Yeter ki yalan sevme

Kaleme aldığı ve seslendirdiği şiirlerle dikkati çeken Malatya Emniyet Müdürü Ercan Dağdeviren, çocukluğundan bu yana mısralara döktüğü duygularını kitaplarda bir araya getiriyor. 'Düşünce', 'Yeter ki yalan sevme' ve 'Dareyn' adında üç şiir kitabı bulunan Dağdeviren, mesaiden arta kalan vakitlerinde şiir yazıyor.

Yeter ki yalan sevme

Dağdeviren, yazdığı ve seslendirdiği şiirlerle ailesinin yanı sıra çevresindekilere ve silah arkadaşlarına mini dinletiler sunuyor. 2011'de yazdığı ve "Düşünce" adını verdiği şiir kitabını çıkaran Dağdeviren, 2015'te "Yeter ki yalan sevme", 2021'de de "Dareyn" adında 3'üncü kitabını yayınladı. Dağdeviren, çocukluğundan bu yana duygularını kaleme aldığı şiirlerle anlattığını söyledi.
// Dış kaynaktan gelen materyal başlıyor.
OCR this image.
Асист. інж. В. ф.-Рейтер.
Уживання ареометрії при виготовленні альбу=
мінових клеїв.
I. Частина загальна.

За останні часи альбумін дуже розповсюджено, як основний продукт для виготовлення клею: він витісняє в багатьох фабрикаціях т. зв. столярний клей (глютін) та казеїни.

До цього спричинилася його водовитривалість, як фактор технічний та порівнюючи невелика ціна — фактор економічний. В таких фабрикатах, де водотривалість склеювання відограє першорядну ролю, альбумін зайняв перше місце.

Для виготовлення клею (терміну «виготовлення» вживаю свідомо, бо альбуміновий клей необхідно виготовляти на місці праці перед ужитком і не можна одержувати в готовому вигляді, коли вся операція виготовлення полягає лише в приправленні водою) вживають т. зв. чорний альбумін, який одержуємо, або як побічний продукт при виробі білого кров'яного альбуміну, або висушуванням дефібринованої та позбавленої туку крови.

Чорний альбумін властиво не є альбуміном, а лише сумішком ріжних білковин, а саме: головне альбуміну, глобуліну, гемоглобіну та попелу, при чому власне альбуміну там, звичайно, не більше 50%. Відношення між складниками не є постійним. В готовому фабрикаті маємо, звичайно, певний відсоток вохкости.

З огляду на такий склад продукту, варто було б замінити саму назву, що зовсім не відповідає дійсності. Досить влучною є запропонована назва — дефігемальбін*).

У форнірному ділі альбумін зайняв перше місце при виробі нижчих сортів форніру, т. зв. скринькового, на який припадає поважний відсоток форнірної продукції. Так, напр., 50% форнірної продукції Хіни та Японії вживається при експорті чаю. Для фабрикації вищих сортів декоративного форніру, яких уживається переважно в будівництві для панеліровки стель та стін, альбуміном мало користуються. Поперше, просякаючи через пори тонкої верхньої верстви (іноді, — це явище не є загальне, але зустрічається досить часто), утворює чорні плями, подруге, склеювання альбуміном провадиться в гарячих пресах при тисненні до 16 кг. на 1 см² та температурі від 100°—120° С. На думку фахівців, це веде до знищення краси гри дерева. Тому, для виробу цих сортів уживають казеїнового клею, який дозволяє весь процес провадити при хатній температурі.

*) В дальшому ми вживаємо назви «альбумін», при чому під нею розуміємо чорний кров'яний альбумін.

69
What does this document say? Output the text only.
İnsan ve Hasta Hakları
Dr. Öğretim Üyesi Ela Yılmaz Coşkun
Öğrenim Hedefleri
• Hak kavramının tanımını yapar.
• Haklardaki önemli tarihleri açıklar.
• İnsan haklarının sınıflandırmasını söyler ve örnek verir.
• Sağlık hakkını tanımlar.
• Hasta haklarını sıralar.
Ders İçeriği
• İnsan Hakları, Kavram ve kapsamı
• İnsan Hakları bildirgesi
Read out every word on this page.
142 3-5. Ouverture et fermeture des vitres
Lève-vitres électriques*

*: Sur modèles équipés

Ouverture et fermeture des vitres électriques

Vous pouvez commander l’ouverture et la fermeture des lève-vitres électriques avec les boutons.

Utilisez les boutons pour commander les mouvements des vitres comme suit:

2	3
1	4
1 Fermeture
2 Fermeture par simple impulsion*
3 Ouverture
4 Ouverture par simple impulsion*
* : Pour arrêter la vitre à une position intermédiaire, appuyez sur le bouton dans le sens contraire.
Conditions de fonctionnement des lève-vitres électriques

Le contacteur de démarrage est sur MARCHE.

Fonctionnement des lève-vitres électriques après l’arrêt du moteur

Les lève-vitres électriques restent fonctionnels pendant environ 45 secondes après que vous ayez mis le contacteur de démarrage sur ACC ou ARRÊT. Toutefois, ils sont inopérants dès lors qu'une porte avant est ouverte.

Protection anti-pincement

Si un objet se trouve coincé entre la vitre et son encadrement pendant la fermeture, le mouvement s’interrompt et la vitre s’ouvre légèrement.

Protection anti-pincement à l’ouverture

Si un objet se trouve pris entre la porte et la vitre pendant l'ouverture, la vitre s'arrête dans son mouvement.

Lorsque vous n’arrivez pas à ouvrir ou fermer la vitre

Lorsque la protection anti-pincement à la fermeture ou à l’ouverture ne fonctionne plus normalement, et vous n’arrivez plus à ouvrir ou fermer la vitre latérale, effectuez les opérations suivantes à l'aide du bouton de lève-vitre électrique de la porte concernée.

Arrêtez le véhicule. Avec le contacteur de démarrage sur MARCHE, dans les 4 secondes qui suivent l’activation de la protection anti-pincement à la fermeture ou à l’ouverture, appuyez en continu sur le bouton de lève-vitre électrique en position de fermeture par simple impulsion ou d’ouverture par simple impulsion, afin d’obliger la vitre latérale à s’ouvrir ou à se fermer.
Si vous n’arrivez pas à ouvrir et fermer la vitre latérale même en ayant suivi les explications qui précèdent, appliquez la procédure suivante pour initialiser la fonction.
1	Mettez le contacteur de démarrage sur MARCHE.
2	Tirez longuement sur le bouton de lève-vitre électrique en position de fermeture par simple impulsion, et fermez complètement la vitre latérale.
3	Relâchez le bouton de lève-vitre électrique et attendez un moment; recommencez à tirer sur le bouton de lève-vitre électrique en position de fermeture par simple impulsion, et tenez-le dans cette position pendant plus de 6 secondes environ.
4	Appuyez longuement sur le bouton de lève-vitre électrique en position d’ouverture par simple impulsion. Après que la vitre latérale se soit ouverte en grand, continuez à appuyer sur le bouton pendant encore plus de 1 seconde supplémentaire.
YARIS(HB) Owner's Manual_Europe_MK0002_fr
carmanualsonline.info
Polis kolejinde öğrenim görürken yazdığı "Terzi" isimli şiirle Akdeniz Şiir Yarışması'nda birincilik ödülüne layık görüldüğünü belirten Dağdeviren, o günden sonra sürekli mesleğini, meslektaşlarını ve doğayı anlatan şiirler yazdığını aktardı. Dağdeviren, çocukluğundan bu yana yazdığı şiirleri yırtıp atmak yerine biriktirdiğini vurgulayarak, şu değerlendirmede bulundu: "Teşkilatımız tayinlerle ülkenin değişik coğrafyalarında görev yapıyor. Zonguldak'ta bir arkadaşın tavsiyesiyle şiirlerimi kitap haline getirdim. İlk kitabım 'Düşünce'yi 3-4 kez baskı yaptırarak çevremdekilere, arkadaşlarıma dağıttım. Ardından ikinci kitabım 'Yeter ki yalan sevme' adlı kitabımı çıkardım. Bu kitapta da çok anlamlı şiirler var. Henüz 17-25 Aralık'tan önce kitap çıkmasına rağmen adeta ihanet şebekesi FETÖ'cüleri tarif etmiş. Onlardan birisi de 'Hainlere' adlı şiir. 2014'te kitap çıkmış ama adeta onları anlatıyor."

Dördüncü kitap hazır

Son kitabı "Dareyn"i geçen sene okuyucularla buluşturduğunu anlatan Dağdeviren, şunları belirtti: "Dördüncü kitabım aslına hazır, tekrar gözden geçirip bastıracağım. Emniyet teşkilatı bu yıl 177. yıl dönümünü kutluyor. Burada çalışıyor olmak, insanı farklı bir insan kimliğine büründürmüyor. İçinizdeki, ailenizdeki, çevrenizdeki insanlardan biri olarak bizler de etten, kemikten, duygulardan, hislerden, sevinçlerden, hüzünlerden oluşan insanlarız. Dolayısıyla bir insan polis olabilir ama aynı zamanda sanatsal kimliği ve duygusal yanı da olabilir. İçimizde saz çalan, türkü söyleyen, şiir yazan söyleyen arkadaşlarımız var. Bu çok güzel. Gün boyu stresli bir iş yapıyoruz, insanın bir şeylerle uğraşması gerçekten rahatlatıyor. Bu spor olur, sanat olur. Ruhun sağlıklı olabilmesi için mesleğinin dışında farklı bir ortamda farklı şeylerle meşgul olmak gerekir. Kimimiz bunu spor, kimimiz resimle kimimiz şiir yazarak, şarkı söyleyerek yerine getiriyor olabilir. Ben şiir yazanlardanım." Dağdeviren, şiir yazmayı çok sevdiğini ifade ederek, "Şiir öyle bir şey ki 'Hadi oturup şiir yazayım.' demiyorum. Öyle bir an geliyor, beni dürtüyor ve dökülmeye başlıyor. Şiir, daha elimdeki kaleme yansımadan önce alev gibi bedenimi, ruhumu, kanımı sarıyor sonrası kendiliğinden gelmeye başlıyor." dedi. Eşine özel yazdığı şiirlerin de bulunduğunu dile getiren Dağdeviren, "Şiir yazdığımı ilk bilenlerden birisi de eşimdir. Şiirlerim kitap haline geldiğinde herkes şaşırdı çünkü ben kimseye okumazdım. Eşime yazdığım çok sayıda şiir var. Bu iş ilham işi." diye konuştu.